Wednesday Workouts: Competitiveness and Circuit Training

I have been an athlete my entire life and for the last 10 years I have been fortunate enough to make a living as an athlete.  There have been so many learning opportunities along the way and an area that I have grown to truly appreciate is the work that takes place off the hill (or field, or floor) to be truly exceptional in one's sport or discipline.  The glory of what I do is often limited to a 30 second performance in a halfpipe where a panel of 5 judges decides my fate, but all of my growth and the majority of my happiness comes from the work that I do outside of the halfpipe.  This series aims to provide a little inspiration and motivation into your training goals.  There will be a combinations of workout ideas and some self-reflection thrown at you.  Take it or leave it.  Not everything will help everyone, but I hope you will find something in here to propel you forward! This week I want to first speak about competitiveness and then I will give you a 5-exercise circuit that I have been doing this spring as base-conditioning.


For as long as I can remember people have commented on how competitive I am.  Often times, it would be stated in an almost negative way, as if I'm not having fun because I'm competitive.  Granted, in my younger days, I may have let my competitive nature get the best of me at times, but even today I feel that my competitiveness has been negatively stigmatized.  I've been thinking about this for a while, and I think I've gotten to the bottom of it- at least to the bottom of where my competitiveness comes from and the purpose that it serves in my life.  As for others' interpretations of my competitive nature, well, that's purely speculation, but I'll throw some thoughts to the wind.

There is a large spectrum of intensity in life.  We can go for a walk, power walk, jog, run, sprint or we can run marathons in 6 hours or in 2 hours, and if that isn't even enough we can run ultra-marathons.  You get the idea.  Everyone has a different preference and a different tolerance for activity, there is no right or wrong here, no good or bad, just differences.  For me, I enjoy exploring the idea of potential in everything that I do.  If I'm going to run a 5K I'd like to see how fast I can do it, I love living right at the edge of what is possible for ME. I happen to carry that trait into everything that I do, from playing bocce in the backyard, to ringing out groceries at Whole Foods when I worked there, I thrive on the notion of high performance and I examine what that means even in the most mundane of tasks.  It seems to make life more interesting, more enjoyable, and often more efficient.  I love efficiency.

Where the issue comes into play is when others are involved in the game, event, activity, what have you...  I am operating at a high level of intensity, at the reaches of my max.  But it is not to try to be better, faster or stronger than the people I am with, it is to see how good, how fast and how strong I CAN BE!  Sometimes this gets misinterpreted, understandably, and creates conflict.  I don't think that I'm alone in this...  I'm working on being okay with being called "competitive" and not feeling the need to be defensive about it, or to even explain myself .  This is a part of my character, and I'm guessing, a part of yours.  It is what makes us good and lets us experience life fully.

As William Faulkner says, “Always dream and shoot higher than you know you can do.
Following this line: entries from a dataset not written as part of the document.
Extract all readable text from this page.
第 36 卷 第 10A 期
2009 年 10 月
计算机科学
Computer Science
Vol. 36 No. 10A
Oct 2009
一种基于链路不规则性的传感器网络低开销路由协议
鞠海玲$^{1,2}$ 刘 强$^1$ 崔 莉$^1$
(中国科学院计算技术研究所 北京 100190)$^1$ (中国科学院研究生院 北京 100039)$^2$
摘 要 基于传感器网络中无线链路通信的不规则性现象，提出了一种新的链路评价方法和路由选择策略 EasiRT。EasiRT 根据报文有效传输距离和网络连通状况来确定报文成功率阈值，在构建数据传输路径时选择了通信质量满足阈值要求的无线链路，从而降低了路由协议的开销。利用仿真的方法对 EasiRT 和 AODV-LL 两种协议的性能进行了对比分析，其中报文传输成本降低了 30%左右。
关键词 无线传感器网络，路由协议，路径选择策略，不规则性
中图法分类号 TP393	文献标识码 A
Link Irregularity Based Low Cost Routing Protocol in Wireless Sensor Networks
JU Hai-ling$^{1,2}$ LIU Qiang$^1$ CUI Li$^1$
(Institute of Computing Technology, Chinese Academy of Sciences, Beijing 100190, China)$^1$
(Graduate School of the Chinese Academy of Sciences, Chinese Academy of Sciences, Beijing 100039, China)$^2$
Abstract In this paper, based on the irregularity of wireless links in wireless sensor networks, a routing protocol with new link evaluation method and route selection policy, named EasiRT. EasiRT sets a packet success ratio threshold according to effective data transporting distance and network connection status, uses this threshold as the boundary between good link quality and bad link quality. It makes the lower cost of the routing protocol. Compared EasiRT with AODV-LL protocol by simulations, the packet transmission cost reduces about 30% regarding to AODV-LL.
Don’t bother just to be better than your contemporaries or predecessors. Try to be better than yourself.”


Wednesday Workouts: Competitiveness and Circuit Training

This is a series of 5 exercises that are to be performed back-to-back with speed and efficiency while maintaining proper form.  Circuit training is a great opportunity to practice the aforementioned concept of trying to better than yourself by timing each round and trying to shorten the duration of the rounds every time.

Once adequately warmed up and stretched out, find a light to medium weight that allows you to complete 6 reps of each exercise back-to-back.  Use the same weight for each exercise.  You can use a barbell as shown in the images or dumbbells depending on your preference and weight selection.  Once the round is completed, spin for 3 minutes and then repeat the circuit for a total of 4 rounds.  At the end of the circuit be sure to spin for 15 minutes and don't forget to stretch and foam roll!